Le code de la commande publique en est certainement bouleversé, ne serait-ce que parce que le seuil des marchés publics sans ni publicité ni concurrence préalable va passer de 70 000 à 100 000€ pour des travaux. Noter qu’en 2019, ce seuil était encore à 25 000€, avant de passer à 40 000€, puis à 70 000€ en juillet 2020 « pour faire face à la crise économique » et donc maintenant à 100 000€, histoire d’avoir un chiffre bien rond « pour faire face à la crise économique ou sanitaire ou sociale ou environnementale… (choisissez votre crise) ».
Certes, cette exception n’est valable que jusqu’au 31 décembre 2022 et, promis juré, il sera temps alors de reprendre les bonnes habitudes et de revenir au seuil de 25 000€. C’est le même schéma, en plus resserré, que celui qui prévalut pour imposer la conception-réalisation qui ne fut d’abord que « testée » pendant trois ans et puis trois autres encore, et encore, et que la loi ELAN a fini par graver dans le marbre, entérinant une fois pour toutes l’hégémonie des entreprises et des promoteurs en tant que mandataires des projets.
A propos de politique du fait accompli, une autre mesure précieuse de la loi ASAP permet désormais, « à la demande du pétitionnaire et à ses frais et risques, de démarrer des chantiers issus de permis de construire, d’aménager et de démolir, ainsi que de déclarations préalables, avant la délivrance de l’autorisation environnementale ». Et si l’autorisation environnementale est refusée ? Les fameux « frais et risques » ?
Or chacun sait que, entre les recours et les contentieux, avant qu’un constructeur indélicat doive rendre des comptes environnementaux… Bref, cette décision est une autorisation de s’en tamponner de l’autorisation environnementale. Politique du fait accompli.

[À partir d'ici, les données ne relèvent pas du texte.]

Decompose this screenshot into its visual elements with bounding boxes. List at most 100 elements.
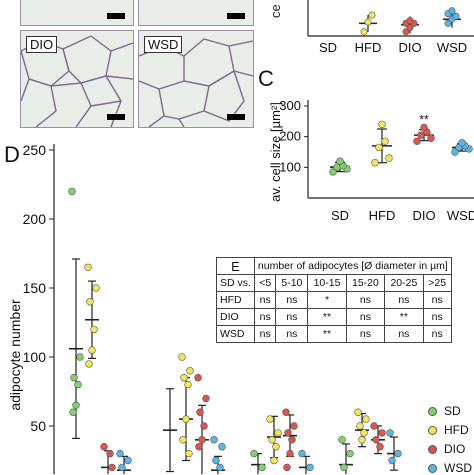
scale-bar — [227, 114, 245, 120]
table-e-cell: ** — [384, 308, 424, 326]
table-e-row-label: WSD — [216, 325, 255, 343]
panel-c-point-hfd — [385, 154, 393, 162]
panel-d-point-hfd — [358, 436, 366, 444]
panel-b-point — [402, 28, 410, 36]
panel-d-point-sd — [72, 401, 80, 409]
legend-marker — [428, 407, 437, 416]
panel-d-point-dio — [200, 422, 208, 430]
table-e-cell: ** — [307, 308, 347, 326]
adipocyte-cells-image — [21, 35, 133, 127]
panel-b-chart: ce SD HFD DIO WSD — [270, 0, 474, 55]
panel-c-significance: ** — [419, 113, 429, 127]
panel-b-point — [368, 11, 376, 19]
panel-d-point-wsd — [124, 456, 132, 465]
scale-bar — [107, 13, 125, 19]
panel-d-point-sd — [76, 353, 84, 361]
micrograph-top-left — [20, 0, 134, 26]
table-e-column-header: 10-15 — [307, 274, 347, 292]
table-e-column-header: <5 — [253, 274, 277, 292]
table-e-column-header: 15-20 — [345, 274, 386, 292]
table-row: HFD ns ns * ns ns ns — [216, 291, 452, 309]
micrograph-wsd: WSD — [138, 30, 254, 128]
panel-d-point-wsd — [394, 449, 402, 458]
panel-d-point-wsd — [218, 443, 226, 451]
panel-letter-e: E — [216, 257, 255, 275]
panel-d-point-hfd — [85, 360, 93, 368]
scale-bar — [227, 13, 245, 19]
table-e-cell: ns — [422, 325, 452, 343]
panel-c-ytick-label: 300 — [279, 98, 301, 113]
panel-c-point-hfd — [381, 137, 389, 145]
panel-d-point-hfd — [86, 298, 94, 306]
panel-c-xtick-hfd: HFD — [369, 208, 396, 223]
table-e-column-header: 20-25 — [384, 274, 424, 292]
panel-d-point-sd — [250, 449, 258, 458]
panel-c-point-dio — [420, 123, 428, 132]
legend-label: WSD — [444, 461, 472, 475]
legend-marker — [428, 464, 437, 473]
panel-d-point-hfd — [178, 353, 186, 361]
table-row: WSD ns ns ** ns ns ns — [216, 325, 452, 343]
panel-b-tick-sd: SD — [319, 40, 337, 55]
panel-d-point-wsd — [306, 463, 314, 472]
panel-b-point — [448, 7, 456, 15]
table-e-cell: ns — [345, 325, 386, 343]
panel-d-point-hfd — [266, 415, 274, 423]
table-e-column-header: >25 — [422, 274, 452, 292]
panel-d-point-dio — [282, 408, 290, 416]
panel-d-point-dio — [198, 436, 206, 444]
panel-d-point-wsd — [298, 449, 306, 458]
panel-d-point-hfd — [268, 436, 276, 444]
panel-b-point — [406, 24, 414, 32]
panel-d-point-sd — [69, 408, 77, 416]
panel-b-point — [452, 12, 460, 20]
panel-d-point-hfd — [272, 443, 280, 451]
panel-d-point-hfd — [186, 367, 194, 375]
panel-d-point-dio — [378, 429, 386, 437]
table-e-cell: ns — [253, 308, 277, 326]
panel-d-point-sd — [70, 374, 78, 382]
panel-d-point-dio — [202, 394, 210, 403]
panel-d-point-dio — [288, 436, 296, 444]
table-e-cell: ns — [275, 308, 309, 326]
micrograph-label-dio: DIO — [26, 36, 58, 53]
panel-b-tick-labels: SD HFD DIO WSD — [319, 40, 467, 55]
panel-d-point-hfd — [179, 436, 187, 444]
table-e-cell: ns — [422, 308, 452, 326]
table-e-columns-row: SD vs. <5 5-10 10-15 15-20 20-25 >25 — [216, 274, 452, 292]
panel-d-point-dio — [194, 374, 202, 382]
panel-c-point-hfd — [378, 120, 386, 129]
panel-c-point-dio — [427, 134, 435, 142]
panel-b-ylabel-fragment: ce — [270, 4, 283, 18]
panel-d-point-dio — [108, 463, 116, 472]
panel-d-point-hfd — [354, 408, 362, 416]
micrograph-label-wsd: WSD — [144, 36, 183, 53]
panel-c-xtick-dio: DIO — [412, 208, 435, 223]
table-e-cell: ns — [275, 291, 309, 309]
table-e-cell: ns — [253, 325, 277, 343]
table-e-cell: ns — [275, 325, 309, 343]
panel-d-point-dio — [376, 443, 384, 451]
panel-c-point-hfd — [371, 159, 379, 167]
panel-d-point-wsd — [388, 456, 396, 465]
panel-d-point-wsd — [212, 456, 220, 465]
micrograph-top-right — [138, 0, 254, 26]
table-e-header: number of adipocytes [Ø diameter in µm] — [253, 257, 452, 275]
panel-d-point-dio — [284, 429, 292, 437]
panel-d-point-hfd — [90, 325, 98, 334]
panel-d-point-hfd — [92, 284, 100, 292]
legend-marker — [428, 445, 437, 454]
panel-c-ylabel: av. cell size [µm²] — [268, 102, 283, 202]
panel-d-ytick-label: 100 — [23, 349, 47, 365]
panel-c-xtick-sd: SD — [331, 208, 349, 223]
panel-c-ytick-label: 200 — [279, 129, 301, 144]
panel-d-point-sd — [346, 449, 354, 458]
panel-d-point-hfd — [270, 456, 278, 465]
panel-c-point-sd — [329, 168, 337, 176]
panel-d-point-hfd — [84, 263, 92, 272]
panel-letter-d: D — [4, 142, 20, 167]
table-e-cell: ns — [384, 291, 424, 309]
panel-d-point-dio — [100, 443, 108, 451]
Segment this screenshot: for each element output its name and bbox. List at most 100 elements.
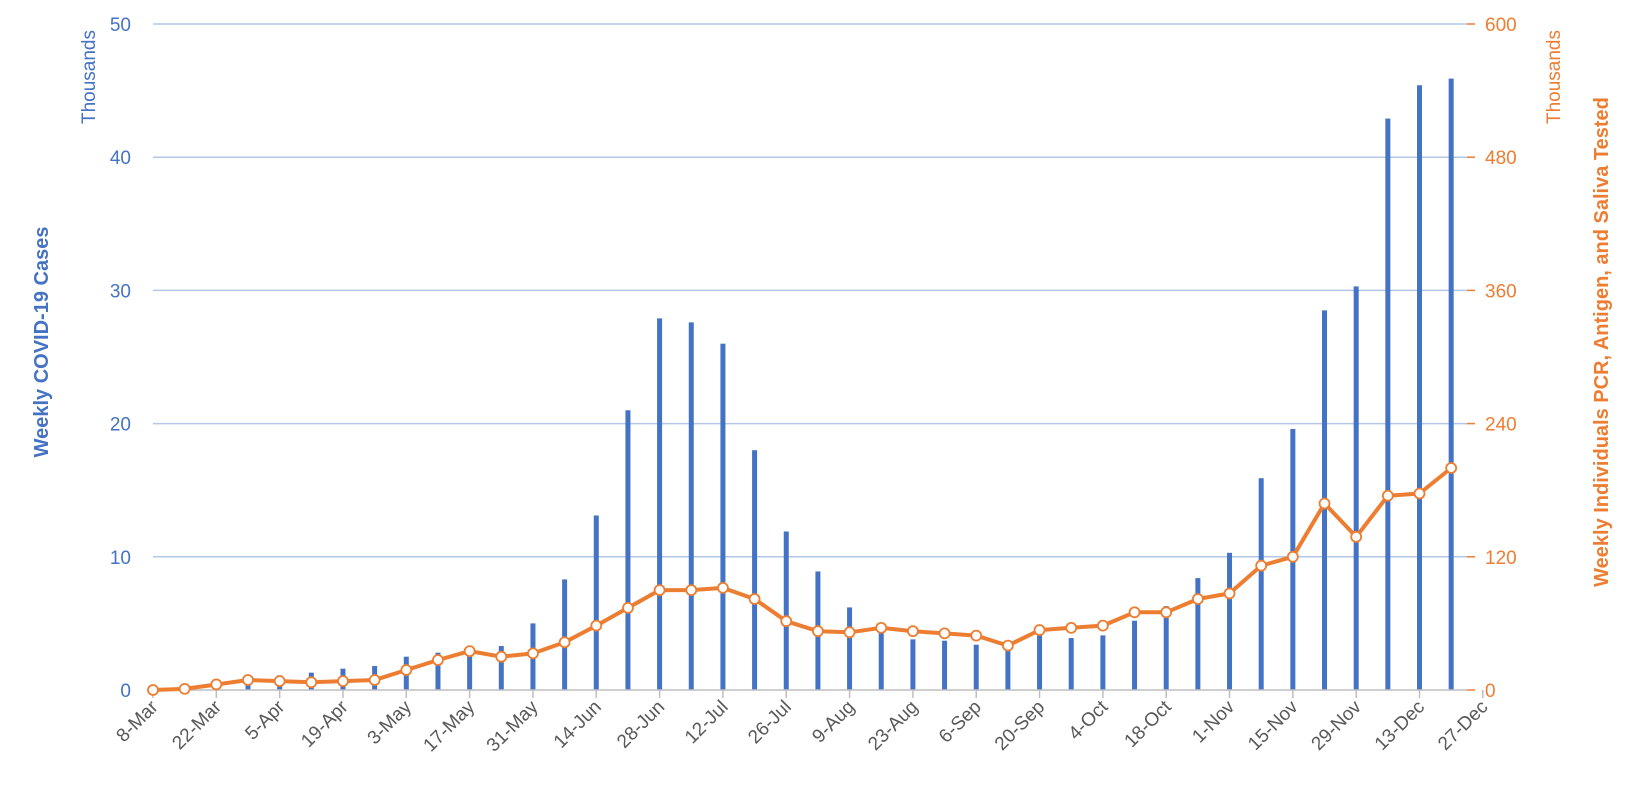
line-point (1350, 530, 1363, 543)
bar (657, 318, 663, 690)
line-point (1318, 497, 1331, 510)
line-point (685, 584, 698, 596)
x-tick-label: 13-Dec (1371, 697, 1429, 755)
x-tick-label: 29-Nov (1308, 696, 1367, 755)
line-point (590, 619, 603, 632)
x-tick-label: 9-Aug (808, 697, 859, 748)
line-point (368, 674, 381, 686)
x-tick-label: 19-Apr (297, 696, 353, 752)
y-right-tick-label: 0 (1485, 681, 1496, 702)
bar-series (182, 78, 1454, 691)
bar (1417, 85, 1423, 691)
line-point (463, 645, 476, 658)
bar (1353, 286, 1359, 690)
bar (688, 322, 694, 690)
bar (1258, 478, 1264, 690)
y-left-unit: Thousands (79, 30, 100, 124)
line-point (653, 584, 666, 596)
bar (878, 626, 884, 690)
line-point (748, 593, 761, 605)
line-point (1191, 593, 1204, 605)
x-tick-label: 1-Nov (1188, 696, 1239, 747)
bar (1132, 620, 1138, 690)
line-point (1033, 624, 1046, 636)
line-point (273, 675, 286, 688)
x-tick-label: 8-Mar (113, 696, 163, 746)
y-left-tick-label: 0 (120, 681, 131, 702)
bar (593, 515, 599, 690)
x-tick-label: 5-Apr (241, 696, 289, 744)
y-axis-right: 0 120 240 360 480 600 (1467, 15, 1517, 702)
line-point (843, 626, 856, 639)
x-tick-label: 6-Sep (935, 697, 986, 748)
y-right-tick-label: 600 (1485, 15, 1517, 36)
bar (562, 579, 568, 690)
bar (942, 640, 948, 690)
x-axis: 8-Mar 22-Mar 5-Apr 19-Apr 3-May 17-May 31-May 1… (113, 689, 1492, 756)
x-tick-label: 12-Jul (681, 697, 732, 748)
x-tick-label: 20-Sep (991, 697, 1049, 755)
line-point (400, 664, 413, 676)
bar (625, 410, 631, 690)
y-axis-left: 0 10 20 30 40 50 (110, 15, 131, 702)
y-right-tick-label: 480 (1485, 148, 1517, 169)
line-point (970, 629, 983, 642)
line-point (337, 675, 349, 688)
line-point (717, 581, 729, 594)
x-tick-label: 14-Jun (550, 697, 606, 753)
bar (1005, 643, 1011, 690)
bar (1037, 632, 1043, 690)
y-left-tick-label: 40 (110, 148, 131, 169)
bar (1100, 635, 1106, 690)
bar (1195, 578, 1201, 690)
y-right-tick-label: 240 (1485, 415, 1517, 436)
bar (910, 639, 916, 690)
line-point (147, 684, 159, 696)
y-left-tick-label: 20 (110, 415, 131, 436)
bar (783, 531, 789, 690)
y-right-tick-label: 120 (1485, 548, 1517, 569)
line-point (1223, 587, 1236, 600)
x-tick-label: 15-Nov (1244, 696, 1303, 755)
bar (847, 607, 853, 690)
bar (435, 652, 441, 690)
x-tick-label: 17-May (420, 696, 480, 756)
bar (752, 450, 758, 690)
line-point (622, 601, 634, 614)
y-right-unit: Thousands (1544, 30, 1565, 124)
line-point (780, 615, 793, 628)
line-point (812, 625, 824, 638)
gridlines (153, 23, 1467, 558)
x-tick-label: 31-May (483, 696, 543, 756)
line-point (1128, 606, 1141, 619)
line-point (210, 678, 223, 691)
line-point (527, 647, 539, 660)
line-point (1065, 621, 1078, 634)
line-point (495, 650, 508, 663)
bar (498, 646, 504, 690)
x-tick-label: 18-Oct (1121, 696, 1177, 752)
line-point (1096, 619, 1109, 632)
line-point (1381, 489, 1394, 502)
line-point (1001, 639, 1014, 652)
y-right-title: Weekly Individuals PCR, Antigen, and Sal… (1591, 97, 1613, 587)
line-point (938, 627, 951, 640)
line-point (178, 682, 191, 695)
bar (1163, 606, 1169, 690)
x-tick-label: 26-Jul (744, 697, 795, 748)
tests-line (152, 466, 1453, 692)
line-point (1445, 462, 1458, 474)
bar (1227, 552, 1233, 690)
bar (1385, 118, 1391, 690)
bar (720, 343, 726, 690)
y-left-title: Weekly COVID-19 Cases (31, 227, 53, 458)
y-right-tick-label: 360 (1485, 281, 1517, 302)
y-left-tick-label: 10 (110, 548, 131, 569)
line-point (558, 636, 571, 649)
x-tick-label: 22-Mar (168, 696, 226, 754)
line-point (1160, 606, 1173, 619)
x-tick-label: 23-Aug (864, 697, 922, 755)
bar (1068, 638, 1074, 690)
line-point (242, 674, 254, 686)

D’autant que le Conseil constitutionnel introduit, pour ce qui a trait aux marchés sans publicité ni mise en concurrence, le motif « d’intérêt général ». Certes, précisent les Sages, « les dispositions [de la loi] n’exonèrent pas les acheteurs publics du respect des exigences constitutionnelles d’égalité devant la commande publique et de bon usage des deniers publics ». Cela va sans dire. Mais les mêmes conviennent cependant que des « circonstances exceptionnelles » non précisées mais d’intérêt général peuvent justifier la mise en œuvre de règles dérogatoires. Les Sages sont sans doute animés de bonnes intentions mais l’âme humaine est retorse.
Maintenant, pourquoi cela concerne-t-il l’architecture ? Voyons les explications de texte de Guillaume Kasbarian, rapporteur de la loi et député La République en Marche (LRM) d’Eure-et-Loir. « C’est une mesure attendue par les élus locaux, le secteur du BTP. On le fait pour accélérer la relance et pour permettre la rénovation thermique et énergétique des bâtiments. Je ne vois pas où est le débat », dit-il, cité par Le Monde (6/10/2020).
Ha parce que, première nouvelle, le secteur du BTP est particulièrement concerné par cette loi ASAP ? Elle n’est pas juste destinée à acheter des masques finalement ? Il en va de la relance ? En tout cas on sent l’accélération. Voyons, en guise de règle dérogatoire, si les Majors du bâtiment faisaient œuvre œcuménique en s’engageant ensemble auprès du gouvernement à construire 400 000 nouveaux logements par an pendant cinq ans (le chiffre de 400 000… vieille lune jamais atteinte), considérant la « crise » « urgente » du logement, ces Majors qui chuchotent aux oreilles des puissants ne parleraient-elles pas au nom de l’intérêt général ?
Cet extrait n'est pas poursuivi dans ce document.